End criminalization of pregnancy; legalize abortion!

The criminalization of pregnancy and the deepening attack on abortion rights are two sides of the offensive against reproductive autonomy in the United States. They combine to create a situation where abortion access is virtually impossible for a huge number of working people in this country and a disproportionate number of people of color. In that context, people are driven to dangerous “underground” methods that put themselves in danger. Worse, if there are any problems requiring medical attention, the person seeking an abortion can face criminal charges.

Even in cases where an abortion is not attempted but just contemplated, the state can bring charges. This is exactly what happened to Purvi Patel, who had a stillbirth in 2013 and was convicted for “feticide and neglect of a dependent.” Part of the legal case against Patel was the unproven and dubious claim that the fetus was alive when it was born. The other factor was the prosecutor’s claim that she had purchased abortion-inducing drugs online, despite the fact that there was no indication of their use in a toxicology report of the fetus.

Workers’ organizations need to fight for expanding natal care access and free abortion on demand, instead of expanding restrictions and surveillance on pregnant people. As long as capitalism remains the mode of production governing all aspects of social and personal life, even these basic democratic demands can not be met. Facing spiraling crises bringing down the quality of life for working people in all sectors, capitalism’s go-to “solutions” are almost always carceral, affecting the most oppressed first and foremost.
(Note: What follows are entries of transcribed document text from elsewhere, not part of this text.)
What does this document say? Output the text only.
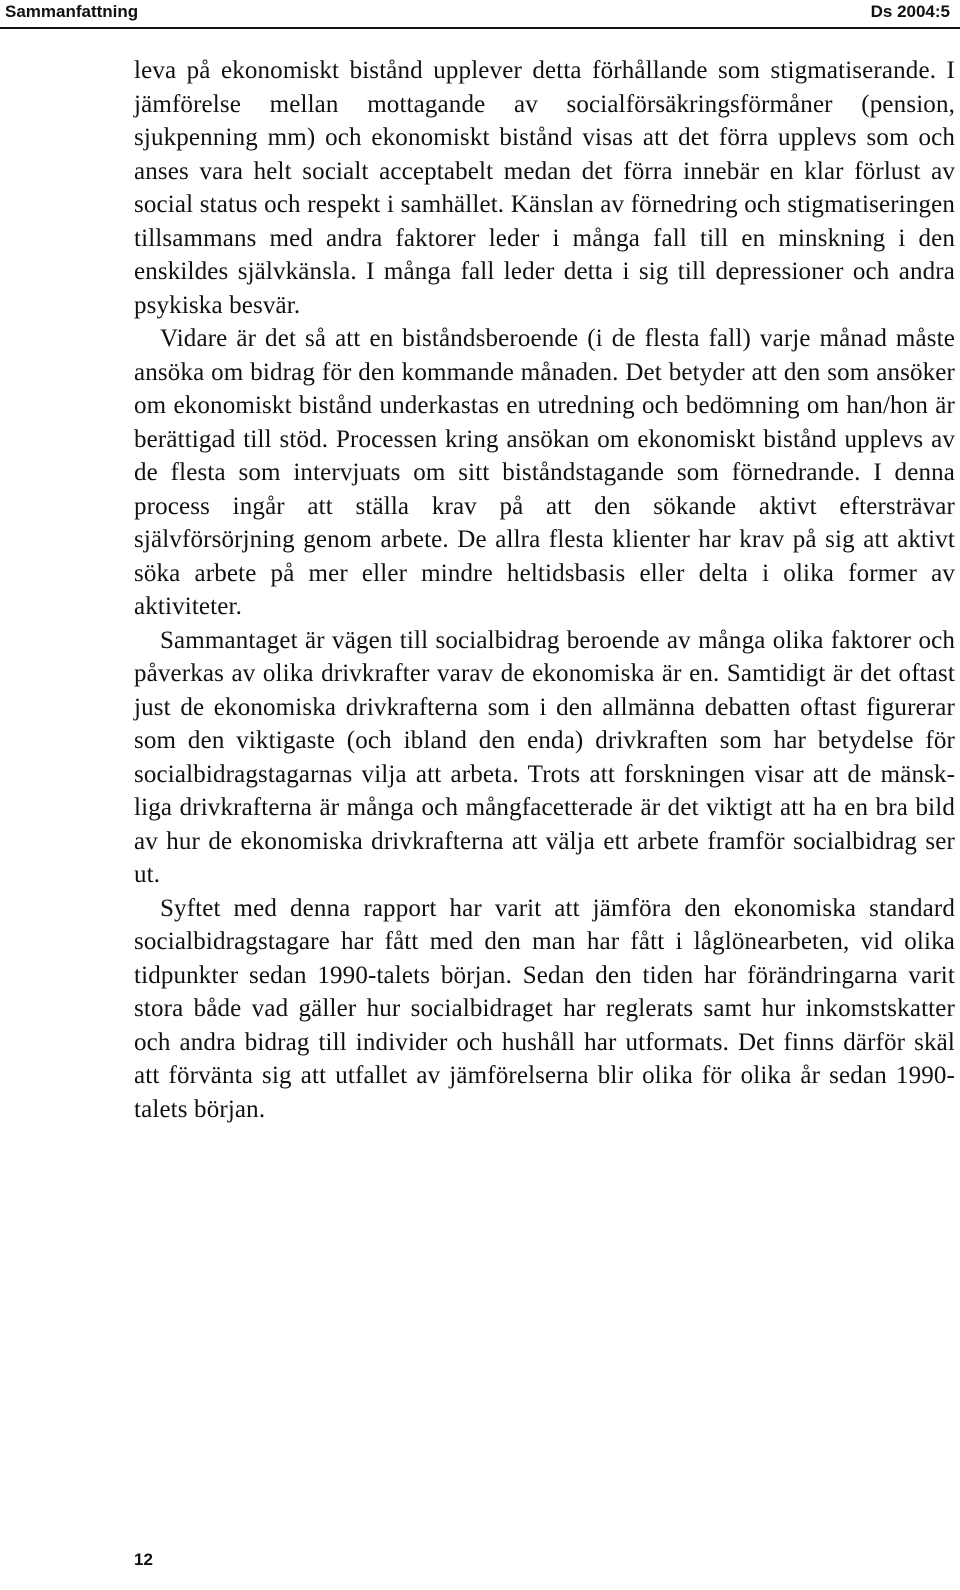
Sammanfattning	Ds 2004:5

leva på ekonomiskt bistånd upplever detta förhållande som stigmatiserande. I jämförelse mellan mottagande av socialförsäkringsförmåner (pension, sjukpenning mm) och ekonomiskt bistånd visas att det förra upplevs som och anses vara helt socialt acceptabelt medan det förra innebär en klar förlust av social status och respekt i samhället. Känslan av förnedring och stigmatiseringen tillsammans med andra faktorer leder i många fall till en minskning i den enskildes självkänsla. I många fall leder detta i sig till depressioner och andra psykiska besvär.

Vidare är det så att en biståndsberoende (i de flesta fall) varje månad måste ansöka om bidrag för den kommande månaden. Det betyder att den som ansöker om ekonomiskt bistånd underkastas en utredning och bedömning om han/hon är berättigad till stöd. Processen kring ansökan om ekonomiskt bistånd upplevs av de flesta som intervjuats om sitt biståndstagande som förnedrande. I denna process ingår att ställa krav på att den sökande aktivt eftersträvar självförsörjning genom arbete. De allra flesta klienter har krav på sig att aktivt söka arbete på mer eller mindre heltidsbasis eller delta i olika former av aktiviteter.

Sammantaget är vägen till socialbidrag beroende av många olika faktorer och påverkas av olika drivkrafter varav de ekonomiska är en. Samtidigt är det oftast just de ekonomiska drivkrafterna som i den allmänna debatten oftast figurerar som den viktigaste (och ibland den enda) drivkraften som har betydelse för socialbidragstagarnas vilja att arbeta. Trots att forskningen visar att de mänskliga drivkrafterna är många och mångfacetterade är det viktigt att ha en bra bild av hur de ekonomiska drivkrafterna att välja ett arbete framför socialbidrag ser ut.

Syftet med denna rapport har varit att jämföra den ekonomiska standard socialbidragstagare har fått med den man har fått i låglönearbeten, vid olika tidpunkter sedan 1990-talets början. Sedan den tiden har förändringarna varit stora både vad gäller hur socialbidraget har reglerats samt hur inkomstskatter och andra bidrag till individer och hushåll har utformats. Det finns därför skäl att förvänta sig att utfallet av jämförelserna blir olika för olika år sedan 1990-talets början.

12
This needs to be directly confronted at every turn. What is necessary to win real reproductive justice—which includes nationalizing housing and land, aggressively combating the climate crisis, and providing free 24/7 child and elder care for all—is a fighting organization of the working class. The perspective of this organization must be to build the largest possible mobilizations around every demand and manifestation of struggle through coalitions that are independent of the capitalists and their state. Ultimately, the only way to permanently turn back the attacks on reproductive rights is to smash the capitalist domination of society and the state that upholds them and for working people to actively construct the new society based on collectivity and solidarity.